Sex

State With Nation’s Highest Chlamydia Rate Enacts New Restrictions on Sex Ed

By requiring sexual education instructors to be certified teachers, the Alaska legislature is targeting Planned Parenthood, which is the largest nonprofit provider of such educational services in the state.

Championing the restrictions was state Sen. Mike Dunleavy (R-Wasilla), who called sexuality a "new concept" during a Senate Education Committee meeting in April. Senator Mike Dunleavy / YouTube

Alaska is imposing a new hurdle on comprehensive sexual health education with a law restricting schools to only hiring certificated school teachers to teach or supervise sex ed classes.

The broad and controversial education bill, HB 156, became law Thursday night without the signature of Gov. Bill Walker, a former Republican who switched his party affiliation to Independent in 2014. HB 156 requires school boards to vet and approve sex ed materials and instructors, making sex ed the “most scrutinized subject in the state,” according to reproductive health advocates.

Republicans hold large majorities in both chambers of Alaska’s legislature.

Championing the restrictions was state Sen. Mike Dunleavy (R-Wasilla), who called sexuality a “new concept” during a Senate Education Committee meeting in April. Dunleavy added the restrictions to HB 156 after the failure of an earlier measure that barred abortion providers—meaning Planned Parenthood—from teaching sex ed.

Dunleavy has long targeted Planned Parenthood, the state’s largest nonprofit provider of sexual health education, calling its instruction “indoctrination.”

Meanwhile, advocates argue that evidence-based health education is sorely needed in a state that reported 787.5 cases of chlamydia per 100,000 people in 2014—the nation’s highest rate, according to the Centers for Disease Control and Prevention’s Surveillance Survey for that year.

Alaska’s teen pregnancy rate is higher than the national average.

The governor in a statement described his decision as a “very close call.”

“Given that this bill will have a broad and wide-ranging effect on education statewide, I have decided to allow HB 156 to become law without my signature,” Walker said.

Teachers, parents, and advocates had urged Walker to veto HB 156. Alaska’s 2016 Teacher of the Year, Amy Jo Meiners, took to Twitter following Walker’s announcement, writing, as reported by Juneau Empire, “This will cause such a burden on teachers [and] our partners in health education, including parents [and] health [professionals].”

An Anchorage parent and grandparent described her opposition to the bill in an op-ed, writing, “There is no doubt that HB 156 is designed to make it harder to access real sexual health education …. Although our state faces its largest budget crisis in history, certain members of the Legislature spent a lot of time worrying that teenagers are receiving information about their own bodies.”
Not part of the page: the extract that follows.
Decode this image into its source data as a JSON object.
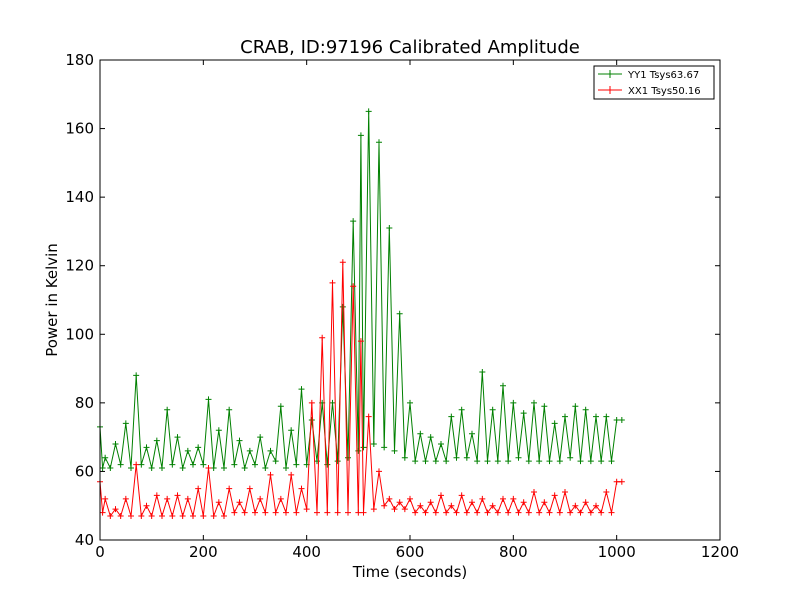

Jessica Cler, Alaska public affairs manager with Planned Parenthood Votes Northwest and Hawaii, called Walker’s decision a “crushing blow for comprehensive and medically accurate sexual health education” in a statement.

She added that Walker’s “lack of action today has put the education of thousands of teens in Alaska at risk. This is designed to do one thing: Block students from accessing the sex education they need on safe sex and healthy relationships.”

The law follows the 2016 Legislative Round-up released this week by advocacy group Sexuality Information and Education Council of the United States. The report found that 63 percent of bills this year sought to improve sex ed, but more than a quarter undermined student rights or the quality of instruction by various means, including “promoting misinformation and an anti-abortion agenda.”